CK Hutchison will enter Cellnex’s capital structure only after the operation in the United Kingdom has been fully concluded.
Cellnex has concluded and will conclude long-term service contracts with CK Hutchison in the various countries for an initial period of 15 years, extendible for a further 15, and subsequent periods of five years.
Estimated additional EBITDA will be around €970 million – under IFRS16 and once the acquisitions have been concluded and the new roll-outs performed, including the company’s estimates on leases to third parties and efficiencies -, while free and recurring cash flow will grow by around €620 million.
In terms of sales, group turnover will increase €1.2 billion to €3.8 billion once all planned roll-outs are complete.
The upshot of these pan-European agreement in terms of backlog, or sales volume contracted by Cellnex, is an increase of €33 billion to reach €86 billion.

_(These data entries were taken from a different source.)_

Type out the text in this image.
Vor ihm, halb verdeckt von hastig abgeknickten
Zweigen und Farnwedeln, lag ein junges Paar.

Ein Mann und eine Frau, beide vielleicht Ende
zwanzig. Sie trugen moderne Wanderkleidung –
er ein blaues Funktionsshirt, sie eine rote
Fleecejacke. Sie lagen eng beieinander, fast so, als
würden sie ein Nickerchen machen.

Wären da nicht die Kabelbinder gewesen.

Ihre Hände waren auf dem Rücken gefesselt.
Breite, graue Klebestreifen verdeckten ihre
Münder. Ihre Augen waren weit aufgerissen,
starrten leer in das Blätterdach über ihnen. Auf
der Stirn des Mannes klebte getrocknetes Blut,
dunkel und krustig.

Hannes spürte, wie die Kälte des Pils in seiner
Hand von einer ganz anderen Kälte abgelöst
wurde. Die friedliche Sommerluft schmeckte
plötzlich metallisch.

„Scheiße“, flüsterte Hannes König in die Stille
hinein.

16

Three new markets and reinforcement of the project in Italy, Ireland and the UK
Under the agreed terms, Cellnex will enter three new markets: Austria, Sweden and Denmark, extending its operations to a total of twelve European countries, while also consolidating its presence in key markets such as Italy, Ireland and the UK, in which the volume of assets under management will double.
Of the total 24,600 sites to be acquired, 8,900 correspond to Italy; 6,000 to the UK; 1,150 to Ireland; 2,650 to Sweden; 1,400 to Denmark and 4,500 to Austria.
Of the up to 5,250 additional sites to be rolled out over the next eight years, 1,100 are planned in Italy, 600 in the UK, 100 in Ireland, 2,550 in Sweden, 500 in Denmark and a further 400 in Austria.
Cellnex Telecom is Europe’s leading operator of wireless telecommunications and broadcasting infrastructures with a portfolio of c.70,000 sites including forecast roll-outs up to 2028. Cellnex operates in Spain, Italy, Netherlands, France, Switzerland, the UK, Ireland, Portugal, Austria and Denmark.
Cellnex’s business is structured in four major areas: telecommunications infrastructure services; audiovisual broadcasting networks, security and emergency service networks and solutions for smart urban infrastructure and services management (Smart cities e the “Internet of Things” (IoT)).
The company is listed on the continuous market of the Spanish stock exchange. It is also part of the FTSE4GOOD and CDP (Carbon Disclosure Project) and “Standard Ethics” sustainability indexes. Cellnex’s reference shareholders include Edizione, GIC, ADIA, CriteriaCaixa, Blackrock, Wellington Management Group and Canada Pension Plan.